Robert M. Wright, pioneer cattle dealer of Dodge City, insists that ". . . there were more cattle driven to Dodge any and every year that Dodge held it, than to any other town, and for about ten years, Dodge City was the greatest cattle market in the world." [37]
But even Dodge City was beginning to be affected by the advance of civilization. Harry Norman of the New York World, passing through Dodge City in 1925, says, "Gone are the buffalo, the longhorn steers, the badmen, from this once rip-roaring town, the center of a vast region of which it was once said, that 'all they raised was cattle and hell.' " [38]
With the passing of the range cattle industry necessarily came the passing of the Chisholm trail. This trail was followed continuously for more than twenty years, and since it has been estimated that between five and six million head of cattle were driven north from Texas, we can see the volume of business that passed over it. [39]
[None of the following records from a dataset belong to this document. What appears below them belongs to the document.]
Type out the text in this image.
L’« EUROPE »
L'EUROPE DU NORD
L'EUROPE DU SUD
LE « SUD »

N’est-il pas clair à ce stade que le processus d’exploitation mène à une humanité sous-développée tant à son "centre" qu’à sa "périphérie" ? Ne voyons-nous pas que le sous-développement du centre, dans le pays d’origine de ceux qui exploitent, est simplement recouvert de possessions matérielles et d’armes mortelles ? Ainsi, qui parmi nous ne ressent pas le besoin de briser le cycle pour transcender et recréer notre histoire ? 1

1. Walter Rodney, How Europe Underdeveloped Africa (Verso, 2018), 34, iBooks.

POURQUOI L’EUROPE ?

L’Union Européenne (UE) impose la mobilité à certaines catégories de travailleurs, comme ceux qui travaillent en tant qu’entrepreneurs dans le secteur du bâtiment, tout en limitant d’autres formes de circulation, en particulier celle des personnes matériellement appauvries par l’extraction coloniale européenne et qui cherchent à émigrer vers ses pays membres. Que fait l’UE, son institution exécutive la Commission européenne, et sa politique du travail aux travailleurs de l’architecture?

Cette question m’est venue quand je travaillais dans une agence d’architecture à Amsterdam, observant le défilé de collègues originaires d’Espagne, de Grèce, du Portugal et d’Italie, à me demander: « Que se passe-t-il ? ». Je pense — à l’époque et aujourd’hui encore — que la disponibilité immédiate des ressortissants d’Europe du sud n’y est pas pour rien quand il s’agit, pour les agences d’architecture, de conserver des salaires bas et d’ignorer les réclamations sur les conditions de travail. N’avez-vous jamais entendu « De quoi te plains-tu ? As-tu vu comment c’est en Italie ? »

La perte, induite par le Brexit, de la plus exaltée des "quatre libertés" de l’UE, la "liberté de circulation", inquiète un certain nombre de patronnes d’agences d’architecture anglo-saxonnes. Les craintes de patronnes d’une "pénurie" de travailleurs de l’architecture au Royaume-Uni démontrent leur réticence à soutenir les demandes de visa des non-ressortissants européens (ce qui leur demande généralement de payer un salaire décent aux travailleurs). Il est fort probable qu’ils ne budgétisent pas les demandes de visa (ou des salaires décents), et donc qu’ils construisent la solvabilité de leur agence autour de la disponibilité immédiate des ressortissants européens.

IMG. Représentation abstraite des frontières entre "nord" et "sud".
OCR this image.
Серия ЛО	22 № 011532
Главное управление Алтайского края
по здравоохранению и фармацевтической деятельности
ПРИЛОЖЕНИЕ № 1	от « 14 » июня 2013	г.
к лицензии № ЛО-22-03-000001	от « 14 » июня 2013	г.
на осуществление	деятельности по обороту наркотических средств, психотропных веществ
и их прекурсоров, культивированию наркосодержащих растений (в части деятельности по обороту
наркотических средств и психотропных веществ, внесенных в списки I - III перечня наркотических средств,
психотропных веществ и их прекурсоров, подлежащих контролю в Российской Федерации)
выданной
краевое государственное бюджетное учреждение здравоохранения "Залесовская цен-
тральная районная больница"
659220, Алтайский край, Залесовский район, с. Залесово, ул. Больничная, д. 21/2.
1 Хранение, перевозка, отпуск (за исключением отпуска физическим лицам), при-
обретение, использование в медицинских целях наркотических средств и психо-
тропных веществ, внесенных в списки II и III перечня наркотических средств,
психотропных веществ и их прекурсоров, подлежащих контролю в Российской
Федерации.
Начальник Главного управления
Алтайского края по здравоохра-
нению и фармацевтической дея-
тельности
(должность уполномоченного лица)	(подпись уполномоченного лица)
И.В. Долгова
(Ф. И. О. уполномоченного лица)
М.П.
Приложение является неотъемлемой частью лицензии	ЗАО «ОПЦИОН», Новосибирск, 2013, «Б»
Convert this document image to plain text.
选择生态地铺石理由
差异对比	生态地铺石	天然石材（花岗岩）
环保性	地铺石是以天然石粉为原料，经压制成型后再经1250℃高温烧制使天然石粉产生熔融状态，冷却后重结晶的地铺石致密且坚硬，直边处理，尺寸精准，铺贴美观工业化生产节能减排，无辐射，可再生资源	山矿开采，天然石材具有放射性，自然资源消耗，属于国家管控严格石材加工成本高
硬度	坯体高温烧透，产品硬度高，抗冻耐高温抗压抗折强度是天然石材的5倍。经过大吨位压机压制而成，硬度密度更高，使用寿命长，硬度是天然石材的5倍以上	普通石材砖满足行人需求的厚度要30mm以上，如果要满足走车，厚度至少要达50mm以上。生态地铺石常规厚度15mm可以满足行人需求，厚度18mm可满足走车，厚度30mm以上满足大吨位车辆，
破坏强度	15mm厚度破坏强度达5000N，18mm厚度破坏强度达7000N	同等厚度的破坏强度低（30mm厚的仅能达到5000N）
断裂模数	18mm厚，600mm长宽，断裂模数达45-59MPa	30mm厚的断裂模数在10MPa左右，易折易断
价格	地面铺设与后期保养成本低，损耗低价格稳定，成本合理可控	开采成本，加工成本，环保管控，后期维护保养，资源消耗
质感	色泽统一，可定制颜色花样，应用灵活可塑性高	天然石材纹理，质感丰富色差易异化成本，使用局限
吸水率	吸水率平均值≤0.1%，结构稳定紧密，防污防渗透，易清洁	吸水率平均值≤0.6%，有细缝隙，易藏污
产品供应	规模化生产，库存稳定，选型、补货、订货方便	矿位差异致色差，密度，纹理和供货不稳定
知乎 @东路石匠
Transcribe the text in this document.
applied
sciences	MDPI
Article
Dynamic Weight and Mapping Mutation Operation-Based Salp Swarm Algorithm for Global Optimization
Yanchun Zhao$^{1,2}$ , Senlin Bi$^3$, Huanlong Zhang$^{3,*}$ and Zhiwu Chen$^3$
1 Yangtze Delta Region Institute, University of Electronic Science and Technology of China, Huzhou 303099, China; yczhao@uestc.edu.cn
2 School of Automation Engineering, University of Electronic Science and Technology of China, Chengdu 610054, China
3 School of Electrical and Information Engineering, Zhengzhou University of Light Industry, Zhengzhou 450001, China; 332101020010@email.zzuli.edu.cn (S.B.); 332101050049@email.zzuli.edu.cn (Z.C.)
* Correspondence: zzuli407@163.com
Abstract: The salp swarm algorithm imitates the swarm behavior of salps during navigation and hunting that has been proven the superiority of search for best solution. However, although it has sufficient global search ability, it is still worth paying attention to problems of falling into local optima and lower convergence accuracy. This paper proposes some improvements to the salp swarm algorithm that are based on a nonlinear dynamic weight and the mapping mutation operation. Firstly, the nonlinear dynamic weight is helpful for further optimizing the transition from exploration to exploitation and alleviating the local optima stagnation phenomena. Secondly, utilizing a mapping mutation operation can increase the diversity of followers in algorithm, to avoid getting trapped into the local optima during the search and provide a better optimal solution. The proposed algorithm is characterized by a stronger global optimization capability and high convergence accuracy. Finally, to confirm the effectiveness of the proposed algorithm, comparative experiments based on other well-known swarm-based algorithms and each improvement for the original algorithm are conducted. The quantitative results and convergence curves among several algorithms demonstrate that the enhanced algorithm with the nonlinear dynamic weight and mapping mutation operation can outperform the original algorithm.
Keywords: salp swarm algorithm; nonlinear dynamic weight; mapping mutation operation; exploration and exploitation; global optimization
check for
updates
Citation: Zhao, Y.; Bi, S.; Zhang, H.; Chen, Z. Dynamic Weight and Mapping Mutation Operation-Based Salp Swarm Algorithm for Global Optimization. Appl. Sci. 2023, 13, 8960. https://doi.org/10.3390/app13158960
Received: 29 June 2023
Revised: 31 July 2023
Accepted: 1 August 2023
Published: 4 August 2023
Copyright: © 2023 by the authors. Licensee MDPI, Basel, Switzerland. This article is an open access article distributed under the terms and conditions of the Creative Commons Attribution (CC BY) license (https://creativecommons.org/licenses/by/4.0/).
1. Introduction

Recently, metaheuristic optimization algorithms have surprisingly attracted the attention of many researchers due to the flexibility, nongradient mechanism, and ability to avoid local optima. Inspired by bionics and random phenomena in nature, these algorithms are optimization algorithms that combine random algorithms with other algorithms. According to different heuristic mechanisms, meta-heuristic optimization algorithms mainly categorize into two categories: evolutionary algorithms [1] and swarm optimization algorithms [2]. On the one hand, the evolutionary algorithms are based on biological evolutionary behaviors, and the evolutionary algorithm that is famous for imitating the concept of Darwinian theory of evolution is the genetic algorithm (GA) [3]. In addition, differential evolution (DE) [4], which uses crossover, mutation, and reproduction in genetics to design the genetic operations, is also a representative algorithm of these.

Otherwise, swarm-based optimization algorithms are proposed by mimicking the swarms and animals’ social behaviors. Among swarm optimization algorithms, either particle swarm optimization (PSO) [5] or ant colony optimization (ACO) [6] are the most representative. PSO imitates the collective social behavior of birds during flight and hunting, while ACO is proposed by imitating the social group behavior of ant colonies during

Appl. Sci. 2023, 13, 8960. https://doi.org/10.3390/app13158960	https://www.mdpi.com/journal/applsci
Probably no greater or more vivid description has ever been given of the Chisholm trail than that of Charles Moreau Harger, writing in 1892:
From two hundred to four hundred yards wide, beaten into the bare earth, it reached over hill and through valley for over six hundred miles, a chocolate band amid the green prairies, uniting the North and the South. As the marching hoofs wore it down and the wind blew and the waters washed the earth away it became lower than the surrounding territory, and was flanked by little banks of sand, drifted there by the wind. Bleaching skulls and skeletons of weary brutes who had perished on the journey gleamed along its borders, and here and there was a low mound showing where some cowboy had literally "died with his boots on." Occasionally a dilapidated wagon frame told of a break down, and spotting the emerald reaches on either side were the barren circle-like "bedding-grounds," each a record that a great herd had there spent a night. The wealth of an empire passed over the trail, leaving its mark for decades to come. The traveler of today sees the wide trough-like course, with ridges being washed down by the rains, and with fences and farms of the settlers and the more civilized redmen intercepting its track and forgets the wild and arduous life of which it was the exponent. [40]In the New York Times for December 7, 1930, we find the future of this historic old highway:
The famous cattle trail from Texas to Kansas, celebrated in the galloping measures of the songs crooned by all cowboys a generation ago and now broadcast to the far corners of the land--has recently acquired belated but official recognition from the Lone Star state. For the state highway commission has authorized the Chisholm Trail Association to name two highways and mark them at historical spots with long-horned steer heads. By this action the most important of the south to north trails, linking parts of the Far West before the coming of the railroads, takes its place with the Santa Fé and Oregon in the nation's history. [41]Progress has been made in marking out the trail, and Oklahoma and Kansas have joined in. Thus we see the gradual wearing away of the Chisholm trail, ". . . that legendary highway acclaimed in song and story as most celebrated of the Old West's premier cowland."